Еще в начале 20-х годов Пришвин написал: «Рабочее государство – это организация для обезличения людей в борьбе за существование»
[849] – мысль едва ли не замятинская, хотя как раз о романе «Мы», который Михаил Михайлович слушал в авторском исполнении в 1922 году, он оставил весьма безжалостные строки: «Столько ума, знания таланта, мастерства было истрачено исключительно на памфлет, в сущности говоря, безобидный и обывательский».
[850] И здесь неприятие не только Замятина, но всей внутренней диссидентской, протестной линии, берущей от его романа начало и продолженной впоследствии немалым числом советских писателей нового времени вплоть до Синявского и Войновича, которая была Пришвину совершенно чужда («я в отношении советской власти, клянусь вам, чист не менее, чем был чист Моцарт перед Сальери»
[851]), при том, что онтологически он воспринимал эту власть как враждебное начало, ищущее его погубить.

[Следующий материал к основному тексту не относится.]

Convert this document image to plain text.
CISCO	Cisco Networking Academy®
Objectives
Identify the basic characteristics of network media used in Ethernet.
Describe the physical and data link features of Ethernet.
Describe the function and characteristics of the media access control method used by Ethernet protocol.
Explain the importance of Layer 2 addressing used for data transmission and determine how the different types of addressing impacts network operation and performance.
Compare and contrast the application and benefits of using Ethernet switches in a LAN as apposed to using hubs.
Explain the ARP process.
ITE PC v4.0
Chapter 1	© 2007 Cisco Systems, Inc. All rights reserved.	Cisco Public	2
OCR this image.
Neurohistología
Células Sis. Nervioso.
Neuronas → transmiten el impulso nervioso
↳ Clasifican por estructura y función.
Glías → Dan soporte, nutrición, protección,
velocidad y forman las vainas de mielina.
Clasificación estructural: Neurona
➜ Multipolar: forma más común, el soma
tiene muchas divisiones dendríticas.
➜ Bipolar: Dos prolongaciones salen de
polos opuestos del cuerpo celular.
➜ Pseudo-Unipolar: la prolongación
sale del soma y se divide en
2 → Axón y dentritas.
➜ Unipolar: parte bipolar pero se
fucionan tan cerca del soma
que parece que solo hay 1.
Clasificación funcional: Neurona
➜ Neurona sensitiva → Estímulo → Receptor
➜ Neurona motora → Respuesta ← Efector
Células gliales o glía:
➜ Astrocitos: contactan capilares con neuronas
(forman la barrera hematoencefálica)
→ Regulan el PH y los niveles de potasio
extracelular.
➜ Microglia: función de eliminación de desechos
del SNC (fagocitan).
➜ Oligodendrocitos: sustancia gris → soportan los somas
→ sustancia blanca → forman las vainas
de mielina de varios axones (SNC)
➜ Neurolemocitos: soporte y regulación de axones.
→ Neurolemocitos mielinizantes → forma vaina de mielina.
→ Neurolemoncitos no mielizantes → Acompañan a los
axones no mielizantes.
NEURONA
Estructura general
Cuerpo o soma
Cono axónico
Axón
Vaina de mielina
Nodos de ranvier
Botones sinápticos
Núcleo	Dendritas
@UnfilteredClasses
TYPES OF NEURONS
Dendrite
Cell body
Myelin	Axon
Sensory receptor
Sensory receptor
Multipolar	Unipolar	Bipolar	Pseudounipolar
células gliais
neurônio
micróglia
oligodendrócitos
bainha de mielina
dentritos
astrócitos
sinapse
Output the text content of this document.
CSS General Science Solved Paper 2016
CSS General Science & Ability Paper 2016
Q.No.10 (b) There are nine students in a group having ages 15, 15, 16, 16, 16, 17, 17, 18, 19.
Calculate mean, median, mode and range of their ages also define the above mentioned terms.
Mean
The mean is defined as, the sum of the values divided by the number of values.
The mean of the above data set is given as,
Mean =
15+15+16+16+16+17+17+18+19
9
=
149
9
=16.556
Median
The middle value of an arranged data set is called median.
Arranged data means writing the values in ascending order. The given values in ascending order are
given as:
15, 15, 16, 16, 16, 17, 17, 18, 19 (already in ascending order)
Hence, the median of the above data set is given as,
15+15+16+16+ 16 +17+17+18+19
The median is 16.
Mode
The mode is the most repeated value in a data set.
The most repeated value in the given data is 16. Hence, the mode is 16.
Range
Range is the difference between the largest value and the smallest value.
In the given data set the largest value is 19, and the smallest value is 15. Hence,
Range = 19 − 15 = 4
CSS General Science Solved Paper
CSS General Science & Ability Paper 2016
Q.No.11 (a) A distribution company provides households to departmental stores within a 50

«Социализм направлен на Моцарта и непременно на Бога. В этом обществе не может быть людей милостью Божией (благодатных)»,
[852] – уверял он, но в то же время по своим убеждениям не мог быть оппозиционером, памфлетистом или революционером, как не был он и конформистом или приспособленцем типа Катаева или Эренбурга (последнего не случайно называл «международным писателем»), и хотя суждения его были весьма разноречивы, в одной из дневниковых записей 1926 года с удовлетворением отмечал, что в Советском Союзе нет молодежной оппозиции (а значит, его сыновьям ничего не грозит), но любые упреки, что Пришвин испугался, отступил, а уж тем более продался большевикам, не имеют под собой основания.
При всей противоречивости и подвижности мышления Пришвин был в своих действиях, в своей жизненной стратегии человеком весьма последовательным и тратить жизнь на оппозиционность, разрушение и вечную революционность не собирался.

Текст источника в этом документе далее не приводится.